SAN JOSE, Calif. (AP) — In a surprise twist in a corporate espionage case involving two of the world's biggest business software makers, SAP AG on Thursday said it won't fight claims that a subsidiary stole valuable data from rival Oracle Corp. and that SAP tried to use it to steal customers.
That leaves the two companies to fight over just how valuable that data was. A trial over Oracle's lawsuit begins in November.
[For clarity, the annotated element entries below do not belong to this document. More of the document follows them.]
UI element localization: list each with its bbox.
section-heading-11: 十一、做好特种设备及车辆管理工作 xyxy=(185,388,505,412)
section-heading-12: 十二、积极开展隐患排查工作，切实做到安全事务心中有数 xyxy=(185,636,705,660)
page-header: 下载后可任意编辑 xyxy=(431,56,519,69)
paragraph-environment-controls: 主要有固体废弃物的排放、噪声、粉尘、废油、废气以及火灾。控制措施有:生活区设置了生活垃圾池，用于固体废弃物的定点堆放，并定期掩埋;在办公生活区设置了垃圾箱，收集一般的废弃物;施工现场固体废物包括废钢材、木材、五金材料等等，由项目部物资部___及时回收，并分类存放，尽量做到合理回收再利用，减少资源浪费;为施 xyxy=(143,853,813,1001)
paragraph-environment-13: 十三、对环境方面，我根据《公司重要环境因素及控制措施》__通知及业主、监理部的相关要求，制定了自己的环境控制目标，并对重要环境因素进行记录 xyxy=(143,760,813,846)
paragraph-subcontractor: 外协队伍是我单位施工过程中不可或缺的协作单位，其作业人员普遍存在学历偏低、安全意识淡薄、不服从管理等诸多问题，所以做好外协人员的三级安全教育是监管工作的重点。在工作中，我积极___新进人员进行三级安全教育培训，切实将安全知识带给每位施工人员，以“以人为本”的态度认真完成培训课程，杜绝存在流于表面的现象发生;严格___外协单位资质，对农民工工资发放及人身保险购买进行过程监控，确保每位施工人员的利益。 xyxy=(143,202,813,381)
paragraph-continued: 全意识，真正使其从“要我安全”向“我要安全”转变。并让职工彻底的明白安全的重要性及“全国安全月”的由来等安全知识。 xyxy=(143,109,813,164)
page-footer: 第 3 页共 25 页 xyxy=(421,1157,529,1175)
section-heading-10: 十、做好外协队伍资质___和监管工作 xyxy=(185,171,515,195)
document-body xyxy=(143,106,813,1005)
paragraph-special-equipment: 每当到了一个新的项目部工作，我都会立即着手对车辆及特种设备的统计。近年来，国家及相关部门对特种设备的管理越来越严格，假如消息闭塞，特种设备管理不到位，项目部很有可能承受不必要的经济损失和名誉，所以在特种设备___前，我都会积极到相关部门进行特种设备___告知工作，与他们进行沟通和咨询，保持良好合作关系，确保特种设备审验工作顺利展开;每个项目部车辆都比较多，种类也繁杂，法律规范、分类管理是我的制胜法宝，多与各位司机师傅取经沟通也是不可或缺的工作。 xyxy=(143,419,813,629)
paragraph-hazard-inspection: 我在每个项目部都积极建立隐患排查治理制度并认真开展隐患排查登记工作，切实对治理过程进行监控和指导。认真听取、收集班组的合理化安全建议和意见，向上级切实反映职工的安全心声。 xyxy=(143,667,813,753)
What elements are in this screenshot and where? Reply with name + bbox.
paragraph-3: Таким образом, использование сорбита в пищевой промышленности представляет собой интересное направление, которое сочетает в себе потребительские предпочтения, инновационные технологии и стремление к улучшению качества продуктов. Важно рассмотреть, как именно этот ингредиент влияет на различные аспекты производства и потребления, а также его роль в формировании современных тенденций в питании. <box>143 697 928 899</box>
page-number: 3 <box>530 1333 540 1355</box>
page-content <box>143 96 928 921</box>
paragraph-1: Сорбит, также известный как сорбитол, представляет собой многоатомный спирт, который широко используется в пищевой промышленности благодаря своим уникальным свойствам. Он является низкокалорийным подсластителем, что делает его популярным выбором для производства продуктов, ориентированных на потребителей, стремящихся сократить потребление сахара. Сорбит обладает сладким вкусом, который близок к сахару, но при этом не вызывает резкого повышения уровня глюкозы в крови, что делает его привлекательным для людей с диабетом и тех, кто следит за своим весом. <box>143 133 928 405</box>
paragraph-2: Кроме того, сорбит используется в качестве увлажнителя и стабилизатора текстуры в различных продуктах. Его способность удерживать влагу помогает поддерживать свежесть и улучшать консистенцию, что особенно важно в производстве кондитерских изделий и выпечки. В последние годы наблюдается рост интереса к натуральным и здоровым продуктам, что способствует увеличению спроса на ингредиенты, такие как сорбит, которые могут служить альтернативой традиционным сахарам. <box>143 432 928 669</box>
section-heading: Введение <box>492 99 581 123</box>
Oracle says it is entitled to $1 billion in damages; SAP says that figure is "vastly overstated."
The case centers largely on customer-support materials that Oracle had developed and that its customers — and third parties that support their software — had access to through password-protected websites.
TomorrowNow, a SAP subsidiary that provided software support services until SAP shut the division down in 2008, is accused of abusing its access to those sites.
Oracle alleges that TomorrowNow secretly downloaded millions of proprietary Oracle documents so that SAP could use them to "offer cut-rate support services to customers who use Oracle software, and to attempt to lure them to SAP's applications software platform and away from Oracle's," according to Oracle's complaint, filed in 2007.
The materials include software updates, bug fixes, instructional documents, custom programs and frequently asked questions lists, according to Oracle's complaint.
SAP, based in Walldorf, Germany, said its announcement Thursday represents the company's efforts to resolve the lawsuit.
It said it wouldn't fight Oracle's claims that TomorrowNow is liable for copyright infringement and for the downloading conduct described in the complaint.
SAP added that it will accept financial responsibility for any judgment awarded against TomorrowNow, "despite the fact that SAP was not involved in TomorrowNow's service operations and did not engage in any of the copying or downloading alleged in Oracle's complaint."
That leaves the two sides to fight over Oracle's damages claims.
"By accepting responsibility for TomorrowNow's actions, SAP is taking a decisive move to focus the issues in the case," Werner Brandt, SAP's chief financial officer, said in a statement.
"We acknowledged three years ago that TomorrowNow made mistakes, and we took direct action to address Oracle's concerns, including shutting down the company nearly two years ago. SAP is committed to compensating Oracle for the harm the limited operations of TomorrowNow actually caused. Oracle's unreasonable damages claims are an unproductive distraction as we work to find a fair resolution in this case."
Oracle, which is based in Redwood Shores, declined to comment.
The trial is scheduled to begin on November 1 in U.S. District Court for the Northern District of California.